Walsh apretó los labios y se los estiró con un dedo y el pulgar.

– Hay un expediente del Cuerpo Especial, tan largo como su brazo, que se remonta a cuando era estudiante. Tuve acceso a algunas secciones de éste cuando Maybury desapareció. Por eso supe que estaba entonces en Greenham Common. Ha puesto algunas chinitas en el camino con los años. ¿Recuerda la locura de hace un par de años sobre una «contabilidad creativa» del ministerio de Defensa? Alguien añadió un cero a una propuesta de tres millones de libras y el ministerio pagó diez veces más de lo que el contrato valía. Aquélla fue la noticia en exclusiva de Anne Cattrell. Rodaron cabezas. Es un hacha en hacer rodar cabezas -se tocó la mandíbula concentrado-. Sugiero que recuerde eso, Andy.

– Está siendo un poco drástico, ¿no, señor? Si es tan buena, ¿qué demonios está haciendo aguantando aquí, en las poco pobladas regiones de Hampshire?
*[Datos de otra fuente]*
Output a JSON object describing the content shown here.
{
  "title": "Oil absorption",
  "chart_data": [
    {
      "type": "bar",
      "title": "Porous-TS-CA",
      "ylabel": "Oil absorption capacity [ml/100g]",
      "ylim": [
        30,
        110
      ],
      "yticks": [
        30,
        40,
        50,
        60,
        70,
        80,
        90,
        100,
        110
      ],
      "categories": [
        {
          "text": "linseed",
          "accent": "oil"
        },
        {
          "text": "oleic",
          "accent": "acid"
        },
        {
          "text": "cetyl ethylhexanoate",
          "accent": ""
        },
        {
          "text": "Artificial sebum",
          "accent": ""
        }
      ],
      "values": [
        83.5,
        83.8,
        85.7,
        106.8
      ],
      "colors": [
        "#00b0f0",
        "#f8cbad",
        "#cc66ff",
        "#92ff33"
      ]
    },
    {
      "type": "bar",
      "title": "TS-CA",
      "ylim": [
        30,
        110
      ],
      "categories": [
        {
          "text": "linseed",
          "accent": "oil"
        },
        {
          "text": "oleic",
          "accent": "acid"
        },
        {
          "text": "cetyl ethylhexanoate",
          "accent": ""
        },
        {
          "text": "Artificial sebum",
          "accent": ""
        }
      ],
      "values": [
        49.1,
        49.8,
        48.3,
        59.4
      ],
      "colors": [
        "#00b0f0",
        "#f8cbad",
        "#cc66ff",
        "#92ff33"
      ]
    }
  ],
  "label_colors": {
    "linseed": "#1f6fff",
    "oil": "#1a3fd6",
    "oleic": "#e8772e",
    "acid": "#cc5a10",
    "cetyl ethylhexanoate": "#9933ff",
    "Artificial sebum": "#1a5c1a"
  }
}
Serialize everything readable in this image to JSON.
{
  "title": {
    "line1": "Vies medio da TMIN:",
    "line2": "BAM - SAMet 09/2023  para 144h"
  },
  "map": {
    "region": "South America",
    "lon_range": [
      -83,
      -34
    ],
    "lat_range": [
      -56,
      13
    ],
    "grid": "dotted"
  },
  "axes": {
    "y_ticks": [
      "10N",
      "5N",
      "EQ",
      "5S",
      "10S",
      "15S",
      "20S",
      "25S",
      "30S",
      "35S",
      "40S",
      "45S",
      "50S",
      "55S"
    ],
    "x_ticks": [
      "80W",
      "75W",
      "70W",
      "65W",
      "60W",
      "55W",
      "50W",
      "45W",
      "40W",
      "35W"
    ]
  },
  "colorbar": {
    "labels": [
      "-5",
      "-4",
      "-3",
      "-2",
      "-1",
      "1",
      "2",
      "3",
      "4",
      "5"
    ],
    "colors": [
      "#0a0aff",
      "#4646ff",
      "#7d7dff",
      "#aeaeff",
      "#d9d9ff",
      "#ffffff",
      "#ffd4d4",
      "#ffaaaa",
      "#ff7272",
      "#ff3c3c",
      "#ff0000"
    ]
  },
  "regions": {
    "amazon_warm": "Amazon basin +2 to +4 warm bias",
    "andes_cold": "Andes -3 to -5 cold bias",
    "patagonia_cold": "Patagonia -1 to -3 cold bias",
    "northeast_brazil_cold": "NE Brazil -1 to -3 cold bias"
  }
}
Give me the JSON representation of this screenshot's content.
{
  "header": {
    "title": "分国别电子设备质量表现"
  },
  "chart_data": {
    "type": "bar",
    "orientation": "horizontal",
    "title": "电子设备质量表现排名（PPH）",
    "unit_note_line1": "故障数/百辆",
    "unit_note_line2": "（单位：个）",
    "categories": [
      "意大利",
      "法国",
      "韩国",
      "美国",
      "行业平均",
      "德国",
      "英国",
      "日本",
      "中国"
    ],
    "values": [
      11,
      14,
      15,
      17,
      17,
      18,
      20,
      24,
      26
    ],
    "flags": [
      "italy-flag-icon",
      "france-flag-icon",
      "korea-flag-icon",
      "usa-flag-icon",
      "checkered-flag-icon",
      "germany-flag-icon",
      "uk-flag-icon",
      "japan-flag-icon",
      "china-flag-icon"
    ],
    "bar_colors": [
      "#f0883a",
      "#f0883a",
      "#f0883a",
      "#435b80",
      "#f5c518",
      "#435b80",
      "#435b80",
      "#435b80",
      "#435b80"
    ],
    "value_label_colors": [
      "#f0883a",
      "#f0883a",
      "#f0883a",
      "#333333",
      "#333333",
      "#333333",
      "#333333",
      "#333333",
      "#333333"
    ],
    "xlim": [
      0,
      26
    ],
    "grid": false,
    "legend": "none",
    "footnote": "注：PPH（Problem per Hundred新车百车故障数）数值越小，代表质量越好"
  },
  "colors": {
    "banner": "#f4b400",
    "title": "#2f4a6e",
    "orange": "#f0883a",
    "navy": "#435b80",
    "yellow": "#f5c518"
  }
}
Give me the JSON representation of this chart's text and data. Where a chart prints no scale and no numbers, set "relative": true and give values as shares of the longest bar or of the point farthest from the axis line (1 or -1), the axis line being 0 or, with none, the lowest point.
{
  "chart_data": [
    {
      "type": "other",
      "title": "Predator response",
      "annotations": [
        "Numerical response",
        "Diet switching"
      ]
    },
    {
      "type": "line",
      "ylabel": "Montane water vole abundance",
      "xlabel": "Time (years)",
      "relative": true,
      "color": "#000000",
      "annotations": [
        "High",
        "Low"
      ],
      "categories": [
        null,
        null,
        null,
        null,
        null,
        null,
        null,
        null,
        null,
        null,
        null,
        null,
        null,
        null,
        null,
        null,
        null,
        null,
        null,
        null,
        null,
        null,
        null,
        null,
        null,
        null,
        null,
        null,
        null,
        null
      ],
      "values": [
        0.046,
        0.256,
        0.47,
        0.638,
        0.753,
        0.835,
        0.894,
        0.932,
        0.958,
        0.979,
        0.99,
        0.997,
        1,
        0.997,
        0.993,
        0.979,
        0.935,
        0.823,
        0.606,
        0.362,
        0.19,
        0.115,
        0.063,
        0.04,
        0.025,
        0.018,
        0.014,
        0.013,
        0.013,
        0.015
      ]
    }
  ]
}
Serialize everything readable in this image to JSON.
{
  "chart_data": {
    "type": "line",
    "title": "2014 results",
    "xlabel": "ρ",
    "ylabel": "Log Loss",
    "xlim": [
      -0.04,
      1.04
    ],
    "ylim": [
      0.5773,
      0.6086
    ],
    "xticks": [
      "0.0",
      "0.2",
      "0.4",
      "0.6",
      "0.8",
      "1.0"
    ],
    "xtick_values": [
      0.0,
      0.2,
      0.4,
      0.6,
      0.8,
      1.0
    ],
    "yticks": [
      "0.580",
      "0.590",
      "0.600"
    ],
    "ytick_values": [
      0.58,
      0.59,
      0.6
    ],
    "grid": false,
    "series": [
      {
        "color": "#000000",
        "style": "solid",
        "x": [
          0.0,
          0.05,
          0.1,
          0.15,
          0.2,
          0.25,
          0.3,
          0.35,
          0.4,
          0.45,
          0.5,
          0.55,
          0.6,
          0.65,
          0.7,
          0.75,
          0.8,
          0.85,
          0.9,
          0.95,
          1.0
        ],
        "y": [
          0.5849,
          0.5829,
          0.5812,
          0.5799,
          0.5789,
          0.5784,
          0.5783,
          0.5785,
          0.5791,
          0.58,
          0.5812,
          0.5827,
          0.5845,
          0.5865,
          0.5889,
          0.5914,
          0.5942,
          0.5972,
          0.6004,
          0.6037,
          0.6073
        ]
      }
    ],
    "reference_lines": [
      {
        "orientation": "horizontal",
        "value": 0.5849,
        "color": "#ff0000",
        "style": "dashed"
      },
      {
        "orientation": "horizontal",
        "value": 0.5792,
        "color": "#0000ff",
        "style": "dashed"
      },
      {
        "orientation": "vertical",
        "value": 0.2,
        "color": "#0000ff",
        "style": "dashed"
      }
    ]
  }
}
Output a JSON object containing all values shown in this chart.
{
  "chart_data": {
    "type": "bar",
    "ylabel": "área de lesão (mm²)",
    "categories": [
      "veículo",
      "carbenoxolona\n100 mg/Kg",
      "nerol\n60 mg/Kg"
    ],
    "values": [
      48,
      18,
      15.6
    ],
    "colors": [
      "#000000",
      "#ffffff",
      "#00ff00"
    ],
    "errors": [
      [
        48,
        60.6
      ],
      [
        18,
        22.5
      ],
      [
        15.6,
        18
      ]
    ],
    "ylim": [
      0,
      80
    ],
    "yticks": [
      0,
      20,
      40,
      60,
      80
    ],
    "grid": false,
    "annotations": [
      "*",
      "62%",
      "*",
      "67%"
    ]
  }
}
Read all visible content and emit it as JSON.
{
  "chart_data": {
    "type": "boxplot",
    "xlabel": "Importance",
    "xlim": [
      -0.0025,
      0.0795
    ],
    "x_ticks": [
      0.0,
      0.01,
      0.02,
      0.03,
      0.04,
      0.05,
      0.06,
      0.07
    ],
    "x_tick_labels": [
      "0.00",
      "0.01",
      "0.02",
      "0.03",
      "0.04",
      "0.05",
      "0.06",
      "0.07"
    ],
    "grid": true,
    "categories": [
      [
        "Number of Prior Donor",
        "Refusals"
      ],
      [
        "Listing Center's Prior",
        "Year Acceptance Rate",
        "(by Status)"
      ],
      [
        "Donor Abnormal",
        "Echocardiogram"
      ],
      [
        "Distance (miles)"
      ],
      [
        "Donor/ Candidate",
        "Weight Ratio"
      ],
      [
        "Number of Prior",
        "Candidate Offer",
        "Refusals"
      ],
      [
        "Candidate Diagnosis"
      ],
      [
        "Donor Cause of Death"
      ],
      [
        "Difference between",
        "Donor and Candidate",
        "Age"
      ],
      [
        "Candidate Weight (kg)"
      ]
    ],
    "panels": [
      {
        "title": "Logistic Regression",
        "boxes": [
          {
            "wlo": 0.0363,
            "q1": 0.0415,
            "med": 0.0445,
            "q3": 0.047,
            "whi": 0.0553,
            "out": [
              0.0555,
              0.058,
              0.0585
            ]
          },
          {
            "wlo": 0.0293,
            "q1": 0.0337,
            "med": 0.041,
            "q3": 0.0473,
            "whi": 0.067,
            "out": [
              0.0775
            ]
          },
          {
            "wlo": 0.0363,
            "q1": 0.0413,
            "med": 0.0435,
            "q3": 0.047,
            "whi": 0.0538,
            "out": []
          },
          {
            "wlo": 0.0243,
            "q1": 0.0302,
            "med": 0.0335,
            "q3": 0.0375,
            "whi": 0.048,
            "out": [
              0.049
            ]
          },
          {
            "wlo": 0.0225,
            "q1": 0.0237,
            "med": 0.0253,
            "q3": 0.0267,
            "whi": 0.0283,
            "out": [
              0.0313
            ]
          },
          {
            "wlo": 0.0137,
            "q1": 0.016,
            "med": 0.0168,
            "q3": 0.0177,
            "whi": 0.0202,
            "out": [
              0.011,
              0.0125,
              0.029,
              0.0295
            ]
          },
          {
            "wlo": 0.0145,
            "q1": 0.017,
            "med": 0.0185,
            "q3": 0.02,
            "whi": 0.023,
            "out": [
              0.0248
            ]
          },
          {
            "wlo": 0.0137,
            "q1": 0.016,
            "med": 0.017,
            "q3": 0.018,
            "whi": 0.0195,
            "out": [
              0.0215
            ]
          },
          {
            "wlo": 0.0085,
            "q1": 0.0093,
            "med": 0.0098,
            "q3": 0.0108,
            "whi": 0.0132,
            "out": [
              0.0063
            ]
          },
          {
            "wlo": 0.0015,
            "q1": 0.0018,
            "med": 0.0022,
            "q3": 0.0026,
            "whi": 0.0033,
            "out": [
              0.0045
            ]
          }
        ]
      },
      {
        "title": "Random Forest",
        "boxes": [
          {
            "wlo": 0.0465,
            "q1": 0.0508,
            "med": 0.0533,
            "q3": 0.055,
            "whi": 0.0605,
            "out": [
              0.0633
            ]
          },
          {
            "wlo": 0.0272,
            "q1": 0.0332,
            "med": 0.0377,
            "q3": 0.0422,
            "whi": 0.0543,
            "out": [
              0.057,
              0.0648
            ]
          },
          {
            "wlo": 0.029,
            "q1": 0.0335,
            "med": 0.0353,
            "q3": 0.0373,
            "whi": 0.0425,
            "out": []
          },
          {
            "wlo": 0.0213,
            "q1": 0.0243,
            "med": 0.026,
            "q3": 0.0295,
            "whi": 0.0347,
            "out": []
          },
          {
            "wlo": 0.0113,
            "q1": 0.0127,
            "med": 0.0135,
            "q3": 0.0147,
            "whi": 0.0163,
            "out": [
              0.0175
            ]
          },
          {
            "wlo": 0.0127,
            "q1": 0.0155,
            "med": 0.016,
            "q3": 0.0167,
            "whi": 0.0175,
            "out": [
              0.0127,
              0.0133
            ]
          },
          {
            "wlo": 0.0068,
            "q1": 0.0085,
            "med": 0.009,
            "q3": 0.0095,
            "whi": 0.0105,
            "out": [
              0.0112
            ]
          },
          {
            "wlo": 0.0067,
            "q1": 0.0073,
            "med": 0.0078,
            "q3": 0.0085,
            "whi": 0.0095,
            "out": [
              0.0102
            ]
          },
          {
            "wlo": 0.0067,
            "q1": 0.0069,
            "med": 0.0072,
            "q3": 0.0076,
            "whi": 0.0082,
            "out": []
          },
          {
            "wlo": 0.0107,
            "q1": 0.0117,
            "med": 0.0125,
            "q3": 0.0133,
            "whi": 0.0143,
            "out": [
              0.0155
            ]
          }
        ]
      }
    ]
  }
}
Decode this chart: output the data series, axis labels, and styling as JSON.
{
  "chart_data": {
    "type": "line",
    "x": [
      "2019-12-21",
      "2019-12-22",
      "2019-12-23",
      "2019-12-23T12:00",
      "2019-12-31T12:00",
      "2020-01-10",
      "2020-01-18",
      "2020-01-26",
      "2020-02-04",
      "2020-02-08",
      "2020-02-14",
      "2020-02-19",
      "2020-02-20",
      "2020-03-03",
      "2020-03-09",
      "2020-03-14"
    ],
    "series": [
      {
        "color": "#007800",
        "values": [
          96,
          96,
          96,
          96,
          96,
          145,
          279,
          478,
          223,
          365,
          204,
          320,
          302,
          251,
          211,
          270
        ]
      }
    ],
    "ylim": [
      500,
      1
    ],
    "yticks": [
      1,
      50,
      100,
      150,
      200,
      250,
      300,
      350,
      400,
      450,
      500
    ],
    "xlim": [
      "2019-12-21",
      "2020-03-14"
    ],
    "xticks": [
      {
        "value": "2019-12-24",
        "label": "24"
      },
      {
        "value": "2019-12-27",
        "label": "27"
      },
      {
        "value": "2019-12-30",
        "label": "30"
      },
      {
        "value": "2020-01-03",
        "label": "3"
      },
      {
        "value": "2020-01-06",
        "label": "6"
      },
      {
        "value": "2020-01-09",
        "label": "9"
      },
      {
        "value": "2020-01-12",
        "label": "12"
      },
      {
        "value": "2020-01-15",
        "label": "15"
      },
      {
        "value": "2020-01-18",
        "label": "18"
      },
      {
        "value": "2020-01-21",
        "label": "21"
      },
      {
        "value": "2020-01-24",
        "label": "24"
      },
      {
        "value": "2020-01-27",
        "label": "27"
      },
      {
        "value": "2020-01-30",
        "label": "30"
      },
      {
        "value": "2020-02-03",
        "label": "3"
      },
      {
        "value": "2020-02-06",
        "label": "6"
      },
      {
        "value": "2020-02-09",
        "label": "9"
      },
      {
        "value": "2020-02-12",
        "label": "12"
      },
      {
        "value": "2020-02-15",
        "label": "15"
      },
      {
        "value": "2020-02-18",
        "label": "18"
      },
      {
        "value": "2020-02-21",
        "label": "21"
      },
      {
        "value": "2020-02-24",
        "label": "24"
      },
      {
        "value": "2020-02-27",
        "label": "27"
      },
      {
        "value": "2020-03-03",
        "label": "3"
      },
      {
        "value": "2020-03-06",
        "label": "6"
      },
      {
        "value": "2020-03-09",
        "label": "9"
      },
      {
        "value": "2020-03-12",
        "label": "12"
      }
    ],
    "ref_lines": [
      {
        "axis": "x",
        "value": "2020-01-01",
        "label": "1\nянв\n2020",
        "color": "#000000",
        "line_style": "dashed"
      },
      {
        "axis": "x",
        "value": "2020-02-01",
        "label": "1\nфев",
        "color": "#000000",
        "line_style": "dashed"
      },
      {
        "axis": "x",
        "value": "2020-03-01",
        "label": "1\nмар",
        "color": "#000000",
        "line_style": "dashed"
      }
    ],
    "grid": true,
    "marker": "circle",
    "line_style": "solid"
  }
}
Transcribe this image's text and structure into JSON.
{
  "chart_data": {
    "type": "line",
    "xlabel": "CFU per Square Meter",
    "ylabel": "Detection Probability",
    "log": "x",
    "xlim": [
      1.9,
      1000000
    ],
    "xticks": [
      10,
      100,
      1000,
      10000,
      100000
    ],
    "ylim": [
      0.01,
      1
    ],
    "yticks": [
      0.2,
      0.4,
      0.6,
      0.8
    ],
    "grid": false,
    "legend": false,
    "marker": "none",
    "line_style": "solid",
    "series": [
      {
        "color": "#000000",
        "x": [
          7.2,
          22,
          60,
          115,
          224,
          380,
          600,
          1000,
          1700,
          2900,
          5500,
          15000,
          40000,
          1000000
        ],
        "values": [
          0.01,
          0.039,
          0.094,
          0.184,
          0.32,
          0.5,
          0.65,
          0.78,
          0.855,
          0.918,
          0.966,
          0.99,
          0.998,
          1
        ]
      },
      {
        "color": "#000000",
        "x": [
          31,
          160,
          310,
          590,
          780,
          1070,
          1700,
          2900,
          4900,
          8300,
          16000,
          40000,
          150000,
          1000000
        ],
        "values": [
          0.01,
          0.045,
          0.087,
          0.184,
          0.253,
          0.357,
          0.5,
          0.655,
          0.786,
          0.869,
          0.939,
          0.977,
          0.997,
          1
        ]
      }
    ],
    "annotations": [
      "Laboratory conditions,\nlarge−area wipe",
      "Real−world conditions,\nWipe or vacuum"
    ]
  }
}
Debería estar en Londres en una de las publicaciones nacionales más importantes -dijo. Le había pinchado el tono de Walsh de admiración divertida.

– Oh, es buena -dijo Walsh con acritud-, y trabajaba para un periódico nacional londinense antes de que abandonara todo para venir aquí y convertirse en periodista independiente. No cometa el error de subestimarla. He visto algunos de los comentarios de su expediente. Es una putita con agallas, no es el tipo de persona con la cual uno se pueda permitir medir las armas a la ligera. Tiene un historial de compromiso con la izquierda y sabe todo lo que hay que saber acerca de los derechos civiles y del poder de la policía. Ha sido directora de prensa de la Campaña pro Desarme Nuclear, es una abierta feminista, una sindicalista activa, ha estado relacionada con la Tendencia Militante [2]y en una ocasión fue miembro del partido comunista.

– ¡Dios! -irrumpió airadamente McLoughlin- ¿Qué demonios está haciendo, viviendo en una condenada mansión? Maldita sea, señor, tienen un par de sirvientes que trabajan para ellas.